Design: Marco Maggi & Francesco Nepitello Art: Matteo Alemanno Publishing: Passport Game Studios

This is a follow up article to a game covered earlier in the month. As such, it assumes that you are familiar with the game and how it works. If this game is new to you, check out the Initial Thoughts video to see if it's a game you would be interested in.

Roll of the Dice

Everything about Venetia screams serious. Perhaps scream is too strong a word. It announces itself formally as a serious experience. From its muted color palette to its sophisticated map, Venetia wants you to take it seriously as a thoughtful, mentally engaging and, most importantly, serious game. So I was somewhat surprised to see that the game revolved around dice and randomly drawn action cards. Games that want to be taken seriously usually frown upon random elements that could foil long term plans. Luckily, the dice in Venetia are cleverly configured in such a way that it never proved a problem.

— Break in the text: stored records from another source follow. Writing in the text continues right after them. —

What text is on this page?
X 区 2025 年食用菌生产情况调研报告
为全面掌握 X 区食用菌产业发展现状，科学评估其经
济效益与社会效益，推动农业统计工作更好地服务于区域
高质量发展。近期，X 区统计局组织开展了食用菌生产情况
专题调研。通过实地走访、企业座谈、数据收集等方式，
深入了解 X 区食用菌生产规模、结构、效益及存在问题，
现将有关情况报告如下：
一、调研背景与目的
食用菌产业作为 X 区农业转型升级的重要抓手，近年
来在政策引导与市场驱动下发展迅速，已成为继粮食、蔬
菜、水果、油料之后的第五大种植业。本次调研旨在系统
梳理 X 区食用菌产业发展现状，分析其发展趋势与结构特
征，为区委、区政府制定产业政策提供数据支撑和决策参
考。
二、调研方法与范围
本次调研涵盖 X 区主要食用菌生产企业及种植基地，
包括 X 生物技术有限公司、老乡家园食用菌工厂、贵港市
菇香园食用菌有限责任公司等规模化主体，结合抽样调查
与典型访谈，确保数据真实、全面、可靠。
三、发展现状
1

Venetia values clever moves of opportunity and working within the confines of the allotted dice, though thematically incongruous, was satisfactory enough.

The action cards are perhaps more of a concern. They allow players to subvert the rules of the game in unexpected ways. They can really change the landscape of the board as players reach beyond the grasp of the republic and influence valuable cities or quickly turn the tide of influence in a pivotal region. But since everyone has a pretty even chance of drawing cards, their power tends to even out over the course of the game. I never felt like I was being unfairly punished.

Even the random attacks from enemies didn't feel punitive. They are mostly concentrated on the outskirts of the empire, which makes sense thematically. The empire's grasp grows more and more tenuous the further away from the capital you are. It only makes sense that enemies would attack more frequently there. 


It's a Small World

Venetia allows for a lot of back and forth between player control of cities and regions. You can never feel completely confident in your control. And I like that tension. Always hoping and pleading for other players to overlook your little corner of the Mediterranean for more enticing targets. A valuable region may see change in ownership multiple times in the course of the game, leading to mind clouding resentment. Resentment to leads to sub-optimal play as you try and wrestle back your territory when the smarter plan would be to cut your losses and move on. 

But all this is only really possible in a 4 player games. With fewer players, the map is small enough for everyone to carve out their own corner and not worry too much about the other players. There is a little contention in a 3 player game, but 2 players is definitely not where this game shines. There is no consideration in the game rules to compensate for lesser player counts. So if you plan to play Venetia, try your hardest to get 3 others to join you.

The Fluff

Aside from the central tenant or region control. Venetia has you running for the office of Doge, fighting pirates and a multitude of enemy empires, and there are advanced rules for more in depth elections and historically accurate starting positions. While I don't have a problem with any of these elements on their own, they don't add anything to the experience. Unless you happen to be a fan of medieval Italian history. All of these elements are in place to support the historical elements and not so much the game. There are some games that can make a particular topic interesting even to people who have no affinity to its theme. Venetia is not one of them. This is a game that preaches to its choir. That's totally fine. I don't want to deny the choir members their sermon, I'll just be in the jazz club across the street.


Venetia is an interesting beast. I can't point to any particular faults and I think the core element of controlling regions and cities is actually pretty solid.  My issue is that everything apart from the central focus doesn't add anything to the experience. Unless, you are a fan of the the history. It's clear that the designers respect and are fans of Italian history. So much so that I'm afraid they've created a game that will only truly be appreciated by other fans as well. (There's a 12 page booklet devoted entirely to historical background!) I love the fact there are games created for all types of people with all sorts of interests. But that also means that games are made that just aren't for me.